National Post
As Helen Church woke up one morning just before Christmas 2012, the pain that had been building for weeks behind her right eye reached an excruciating climax.
Screaming in agony, she ran around her east-end Toronto apartment before finally managing to call 911 and passing out.
For the second time in short succession, she had fallen victim to health care gone badly awry.
Just two years earlier, Ms. Church went to a nearby hospital to have an ovary removed as treatment for a painful cyst. She left hours later with the ovary still in place – and a piece of mesh embedded in her abdomen to repair a non-existent hernia.
Then, months later, a specialist replaced an artificial, cataract-correcting lens that he said had started to wear. The result: That eye was now blind and growing increasingly painful.

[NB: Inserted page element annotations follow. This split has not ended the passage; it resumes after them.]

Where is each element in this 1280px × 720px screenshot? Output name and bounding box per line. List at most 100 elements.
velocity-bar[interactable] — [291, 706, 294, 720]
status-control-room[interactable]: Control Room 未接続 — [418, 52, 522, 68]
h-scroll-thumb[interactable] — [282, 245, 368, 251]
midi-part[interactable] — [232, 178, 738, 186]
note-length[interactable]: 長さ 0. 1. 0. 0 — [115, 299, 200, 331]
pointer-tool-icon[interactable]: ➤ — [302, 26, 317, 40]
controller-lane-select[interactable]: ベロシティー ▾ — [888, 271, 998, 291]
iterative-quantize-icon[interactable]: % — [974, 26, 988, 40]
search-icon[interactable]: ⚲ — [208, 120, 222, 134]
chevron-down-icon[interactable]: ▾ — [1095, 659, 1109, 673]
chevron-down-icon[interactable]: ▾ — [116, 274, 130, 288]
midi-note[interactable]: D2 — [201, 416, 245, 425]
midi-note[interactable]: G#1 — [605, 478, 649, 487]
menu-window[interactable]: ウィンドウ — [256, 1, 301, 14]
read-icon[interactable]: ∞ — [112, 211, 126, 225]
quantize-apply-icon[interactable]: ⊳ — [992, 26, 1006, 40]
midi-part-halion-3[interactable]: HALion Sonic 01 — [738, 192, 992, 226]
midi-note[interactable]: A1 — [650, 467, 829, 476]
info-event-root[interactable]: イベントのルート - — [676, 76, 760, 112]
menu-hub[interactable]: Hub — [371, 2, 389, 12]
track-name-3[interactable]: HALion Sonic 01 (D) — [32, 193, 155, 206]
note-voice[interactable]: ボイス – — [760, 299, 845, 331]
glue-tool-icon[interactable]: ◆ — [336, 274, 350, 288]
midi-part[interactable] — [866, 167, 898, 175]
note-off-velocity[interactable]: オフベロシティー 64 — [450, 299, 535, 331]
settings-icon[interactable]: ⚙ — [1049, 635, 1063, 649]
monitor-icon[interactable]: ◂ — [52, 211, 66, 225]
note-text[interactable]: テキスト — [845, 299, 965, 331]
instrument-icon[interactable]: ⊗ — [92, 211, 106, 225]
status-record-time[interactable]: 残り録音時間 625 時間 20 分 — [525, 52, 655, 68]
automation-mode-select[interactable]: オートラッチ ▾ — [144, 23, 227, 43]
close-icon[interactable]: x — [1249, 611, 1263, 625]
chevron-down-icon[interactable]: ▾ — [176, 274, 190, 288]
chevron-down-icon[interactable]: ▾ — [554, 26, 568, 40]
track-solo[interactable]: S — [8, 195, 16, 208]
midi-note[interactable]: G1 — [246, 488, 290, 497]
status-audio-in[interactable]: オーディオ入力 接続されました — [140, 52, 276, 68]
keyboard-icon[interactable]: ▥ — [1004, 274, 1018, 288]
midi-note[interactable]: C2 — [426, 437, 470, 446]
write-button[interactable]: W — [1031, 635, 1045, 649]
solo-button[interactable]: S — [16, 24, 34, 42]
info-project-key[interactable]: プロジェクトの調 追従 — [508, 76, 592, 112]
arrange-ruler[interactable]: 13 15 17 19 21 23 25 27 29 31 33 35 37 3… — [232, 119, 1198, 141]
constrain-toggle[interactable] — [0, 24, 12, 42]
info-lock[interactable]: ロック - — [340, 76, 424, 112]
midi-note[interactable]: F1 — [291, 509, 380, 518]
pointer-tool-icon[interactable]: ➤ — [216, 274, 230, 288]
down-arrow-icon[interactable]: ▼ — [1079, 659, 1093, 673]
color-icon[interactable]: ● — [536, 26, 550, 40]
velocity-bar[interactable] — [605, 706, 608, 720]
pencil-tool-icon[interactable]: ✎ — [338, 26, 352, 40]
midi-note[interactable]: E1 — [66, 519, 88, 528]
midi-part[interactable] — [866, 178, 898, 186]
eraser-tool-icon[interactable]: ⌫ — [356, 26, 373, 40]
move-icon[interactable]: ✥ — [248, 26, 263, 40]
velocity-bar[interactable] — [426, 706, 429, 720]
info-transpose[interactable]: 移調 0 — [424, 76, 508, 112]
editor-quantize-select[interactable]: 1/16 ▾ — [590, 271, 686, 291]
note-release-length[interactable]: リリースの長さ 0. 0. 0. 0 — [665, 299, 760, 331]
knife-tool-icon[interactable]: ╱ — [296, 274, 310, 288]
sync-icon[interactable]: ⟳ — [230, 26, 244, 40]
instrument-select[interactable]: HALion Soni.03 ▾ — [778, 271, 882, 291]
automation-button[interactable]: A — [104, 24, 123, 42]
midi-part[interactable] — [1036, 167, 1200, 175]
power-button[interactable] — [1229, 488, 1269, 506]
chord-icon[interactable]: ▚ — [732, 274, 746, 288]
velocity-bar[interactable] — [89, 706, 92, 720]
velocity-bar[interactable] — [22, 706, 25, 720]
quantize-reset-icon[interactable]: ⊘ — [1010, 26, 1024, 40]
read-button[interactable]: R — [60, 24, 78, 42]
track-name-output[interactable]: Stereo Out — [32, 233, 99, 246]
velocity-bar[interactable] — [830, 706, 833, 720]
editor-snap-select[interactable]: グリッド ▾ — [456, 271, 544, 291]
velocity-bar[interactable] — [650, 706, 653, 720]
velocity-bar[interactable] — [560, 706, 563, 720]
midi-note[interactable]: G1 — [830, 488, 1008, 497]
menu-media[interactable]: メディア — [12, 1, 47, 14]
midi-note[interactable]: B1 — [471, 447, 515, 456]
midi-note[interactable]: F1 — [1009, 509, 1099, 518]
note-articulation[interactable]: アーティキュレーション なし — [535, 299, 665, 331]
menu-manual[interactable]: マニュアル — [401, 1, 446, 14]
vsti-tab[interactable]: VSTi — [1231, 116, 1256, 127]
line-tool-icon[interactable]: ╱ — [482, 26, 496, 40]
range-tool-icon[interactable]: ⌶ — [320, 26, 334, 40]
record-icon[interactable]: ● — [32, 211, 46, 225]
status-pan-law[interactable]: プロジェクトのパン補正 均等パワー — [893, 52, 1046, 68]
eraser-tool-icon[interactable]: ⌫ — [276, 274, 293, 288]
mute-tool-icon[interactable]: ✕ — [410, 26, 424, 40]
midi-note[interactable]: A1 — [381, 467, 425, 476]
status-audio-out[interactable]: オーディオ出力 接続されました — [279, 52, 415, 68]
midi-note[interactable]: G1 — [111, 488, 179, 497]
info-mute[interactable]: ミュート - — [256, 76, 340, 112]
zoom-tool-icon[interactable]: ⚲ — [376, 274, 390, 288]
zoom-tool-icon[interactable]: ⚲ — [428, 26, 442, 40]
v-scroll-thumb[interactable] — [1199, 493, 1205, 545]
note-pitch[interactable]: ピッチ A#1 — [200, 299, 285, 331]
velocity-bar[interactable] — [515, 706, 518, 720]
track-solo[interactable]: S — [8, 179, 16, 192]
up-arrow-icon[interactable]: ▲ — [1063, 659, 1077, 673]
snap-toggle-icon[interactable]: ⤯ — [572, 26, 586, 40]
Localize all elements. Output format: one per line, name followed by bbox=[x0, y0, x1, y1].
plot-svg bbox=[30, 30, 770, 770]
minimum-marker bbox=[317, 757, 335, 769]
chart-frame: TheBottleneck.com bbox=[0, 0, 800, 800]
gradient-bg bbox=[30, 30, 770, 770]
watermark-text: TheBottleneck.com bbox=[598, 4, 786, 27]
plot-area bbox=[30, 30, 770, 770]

The ophthalmologist, another specialist told her later, had implanted the lens in the wrong position, obscuring her sight and puncturing a duct, causing a slow bleed and massive pressure.
“There was so much blood in there, it blew the eyeball out of my head. It was hanging on my cheek,” said Ms. Church, a razor-sharp 83-year-old. “The blood was just dripping everywhere … I was hysterical, the pain was so bad.” . . . [Full Text]
If there is concern about lying and cover-ups in the delivery of health care in Canada, it is unlikely that the situation will be much improved by current attempts to impose a purported ethical duty upon physicians to do what they believe to be wrong.